His name was something like Raj, and I looked him right in the eye with my story. He looked back, not as the typical bureaucrat but as a human being. I told him how I was really just trying to get my car registered but that this fee and fine did not make any sense if I never received a renewal notice in the mail. Raj took it in, and surprisingly in my favor (against the advice of the female worker at window 27), he agreed that it was not my error but the DMV's. The lady printed out a ticket, with the amount now showing $472. At least the number was moving in the right direction! She stepped aside to talk to him about the fee, and he insisted that the correct assessment was $271, three dollars less than last year. (Who knows how they really figure that out, anyway.)

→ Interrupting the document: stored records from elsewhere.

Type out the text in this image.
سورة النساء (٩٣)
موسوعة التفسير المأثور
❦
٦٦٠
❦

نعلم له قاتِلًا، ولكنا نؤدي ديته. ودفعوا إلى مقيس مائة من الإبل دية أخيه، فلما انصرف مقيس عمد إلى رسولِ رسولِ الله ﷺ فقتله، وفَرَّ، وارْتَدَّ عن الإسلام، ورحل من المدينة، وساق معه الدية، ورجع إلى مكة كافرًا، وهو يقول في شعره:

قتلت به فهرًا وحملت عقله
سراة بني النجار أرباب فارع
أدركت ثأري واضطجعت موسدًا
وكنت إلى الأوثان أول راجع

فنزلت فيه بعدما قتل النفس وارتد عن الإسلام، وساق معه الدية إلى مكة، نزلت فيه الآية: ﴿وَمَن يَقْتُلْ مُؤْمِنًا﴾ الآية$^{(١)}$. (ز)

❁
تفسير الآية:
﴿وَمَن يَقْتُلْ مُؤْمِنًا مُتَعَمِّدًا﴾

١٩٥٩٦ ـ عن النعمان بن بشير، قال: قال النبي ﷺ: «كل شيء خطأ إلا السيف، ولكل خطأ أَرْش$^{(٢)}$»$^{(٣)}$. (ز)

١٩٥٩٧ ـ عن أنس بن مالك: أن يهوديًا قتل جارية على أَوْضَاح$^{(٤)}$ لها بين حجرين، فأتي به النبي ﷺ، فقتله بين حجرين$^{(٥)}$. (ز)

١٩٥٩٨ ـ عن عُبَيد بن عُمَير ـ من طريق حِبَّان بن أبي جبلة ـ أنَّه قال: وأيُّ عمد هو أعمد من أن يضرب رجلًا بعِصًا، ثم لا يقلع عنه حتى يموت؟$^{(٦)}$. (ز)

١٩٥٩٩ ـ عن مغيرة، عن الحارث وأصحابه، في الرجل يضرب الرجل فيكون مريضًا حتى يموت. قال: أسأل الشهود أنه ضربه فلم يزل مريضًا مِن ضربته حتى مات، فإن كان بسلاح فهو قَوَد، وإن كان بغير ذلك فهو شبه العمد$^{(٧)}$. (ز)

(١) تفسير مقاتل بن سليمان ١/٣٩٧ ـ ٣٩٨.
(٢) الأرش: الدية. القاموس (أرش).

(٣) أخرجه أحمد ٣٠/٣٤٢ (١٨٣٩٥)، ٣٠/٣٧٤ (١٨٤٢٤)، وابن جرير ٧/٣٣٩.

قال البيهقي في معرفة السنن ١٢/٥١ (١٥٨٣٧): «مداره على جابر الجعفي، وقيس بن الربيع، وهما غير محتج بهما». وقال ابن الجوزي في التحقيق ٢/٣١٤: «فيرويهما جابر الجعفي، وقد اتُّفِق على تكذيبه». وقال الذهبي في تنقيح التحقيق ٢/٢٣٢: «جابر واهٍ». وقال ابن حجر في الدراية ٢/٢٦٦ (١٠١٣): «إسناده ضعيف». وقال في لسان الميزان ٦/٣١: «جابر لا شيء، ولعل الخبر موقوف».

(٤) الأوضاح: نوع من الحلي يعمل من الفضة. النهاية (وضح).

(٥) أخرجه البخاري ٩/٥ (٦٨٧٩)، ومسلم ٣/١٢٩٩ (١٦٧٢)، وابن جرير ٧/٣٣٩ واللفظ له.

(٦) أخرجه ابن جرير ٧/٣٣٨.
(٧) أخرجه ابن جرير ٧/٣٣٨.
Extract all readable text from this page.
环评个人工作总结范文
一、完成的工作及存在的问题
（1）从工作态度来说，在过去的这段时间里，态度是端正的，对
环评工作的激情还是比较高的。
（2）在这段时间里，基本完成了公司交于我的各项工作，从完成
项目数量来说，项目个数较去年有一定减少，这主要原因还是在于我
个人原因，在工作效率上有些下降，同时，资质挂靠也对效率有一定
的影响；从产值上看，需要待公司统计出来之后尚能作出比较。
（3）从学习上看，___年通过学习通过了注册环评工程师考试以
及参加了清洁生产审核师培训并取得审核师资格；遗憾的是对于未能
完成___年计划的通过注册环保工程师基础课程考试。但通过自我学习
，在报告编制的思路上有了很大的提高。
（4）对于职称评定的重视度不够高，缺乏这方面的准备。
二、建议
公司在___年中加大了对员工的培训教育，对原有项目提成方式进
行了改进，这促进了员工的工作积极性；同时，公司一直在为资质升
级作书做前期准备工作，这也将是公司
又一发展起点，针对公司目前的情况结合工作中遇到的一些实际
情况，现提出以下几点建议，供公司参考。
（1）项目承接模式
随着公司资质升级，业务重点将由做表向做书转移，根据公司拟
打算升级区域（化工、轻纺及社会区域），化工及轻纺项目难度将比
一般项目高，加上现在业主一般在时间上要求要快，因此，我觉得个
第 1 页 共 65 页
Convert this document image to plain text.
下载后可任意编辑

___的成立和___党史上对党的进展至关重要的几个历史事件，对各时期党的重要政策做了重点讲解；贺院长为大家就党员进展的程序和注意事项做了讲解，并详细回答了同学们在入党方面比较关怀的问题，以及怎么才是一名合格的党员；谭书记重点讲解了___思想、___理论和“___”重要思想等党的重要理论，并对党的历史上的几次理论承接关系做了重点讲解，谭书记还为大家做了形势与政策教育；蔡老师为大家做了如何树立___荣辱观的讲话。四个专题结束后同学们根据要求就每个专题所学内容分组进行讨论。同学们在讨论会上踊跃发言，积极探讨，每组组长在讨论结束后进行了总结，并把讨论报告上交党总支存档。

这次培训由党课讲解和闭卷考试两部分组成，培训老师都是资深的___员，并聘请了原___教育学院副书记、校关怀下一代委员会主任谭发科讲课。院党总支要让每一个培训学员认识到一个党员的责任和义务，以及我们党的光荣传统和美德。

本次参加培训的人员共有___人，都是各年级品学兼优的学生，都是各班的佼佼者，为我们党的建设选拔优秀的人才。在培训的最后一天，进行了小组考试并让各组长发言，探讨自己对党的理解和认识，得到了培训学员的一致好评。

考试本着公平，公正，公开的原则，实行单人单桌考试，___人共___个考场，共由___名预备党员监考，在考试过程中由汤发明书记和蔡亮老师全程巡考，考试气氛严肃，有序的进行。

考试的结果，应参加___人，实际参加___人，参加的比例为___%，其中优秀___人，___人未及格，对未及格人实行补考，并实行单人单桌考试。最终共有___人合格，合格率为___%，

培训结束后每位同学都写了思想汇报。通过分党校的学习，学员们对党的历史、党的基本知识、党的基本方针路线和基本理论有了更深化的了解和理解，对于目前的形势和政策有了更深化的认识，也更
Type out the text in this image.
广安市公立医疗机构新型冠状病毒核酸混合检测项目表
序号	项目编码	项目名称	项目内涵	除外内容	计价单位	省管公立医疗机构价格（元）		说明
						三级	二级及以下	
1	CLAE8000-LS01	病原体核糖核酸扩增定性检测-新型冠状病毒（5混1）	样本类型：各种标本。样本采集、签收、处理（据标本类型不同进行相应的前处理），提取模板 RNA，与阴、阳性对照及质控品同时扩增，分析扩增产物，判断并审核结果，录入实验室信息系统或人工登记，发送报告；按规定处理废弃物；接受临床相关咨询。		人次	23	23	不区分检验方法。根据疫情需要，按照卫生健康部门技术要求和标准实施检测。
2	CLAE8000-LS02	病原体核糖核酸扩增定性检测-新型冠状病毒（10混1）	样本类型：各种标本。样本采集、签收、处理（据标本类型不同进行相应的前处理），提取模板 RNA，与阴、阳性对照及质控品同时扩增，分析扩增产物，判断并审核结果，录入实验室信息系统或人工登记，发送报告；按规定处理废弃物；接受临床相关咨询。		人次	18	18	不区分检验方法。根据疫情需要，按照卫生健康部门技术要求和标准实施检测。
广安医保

To remind me there really is grace in the world, "Raj" had looked me in the eye and tried to understand my story. The lady at window 27 eventually believed him, and after her insistence that I still owed two years' worth of registration, she lowered it back to one and even offered to stamp my parking ticket to bring it from $75 to $10. Numbers aside, it's comforting to know that maybe there are still human beings at this organization after all. Well, there's at least one. And if you happen to have a problem that the DMV online or voice-activated-computerized calling service can't seem to figure out, you'd better talk to the supervisor and hope he's having a great day. For an experience I dreaded as much as tooth surgery, I was shown a bright spot to end this day that had started with a reminder that if we do our part, others will be there to help.
***If you absolutely must deal with the DMV in-person, I'll pass along my advice from "Raj" and Window 27: arrive at 4:50 p.m. From me: look them right in the eye with honesty and pray they're in a good mood, it released me from a battle over $834 with fines!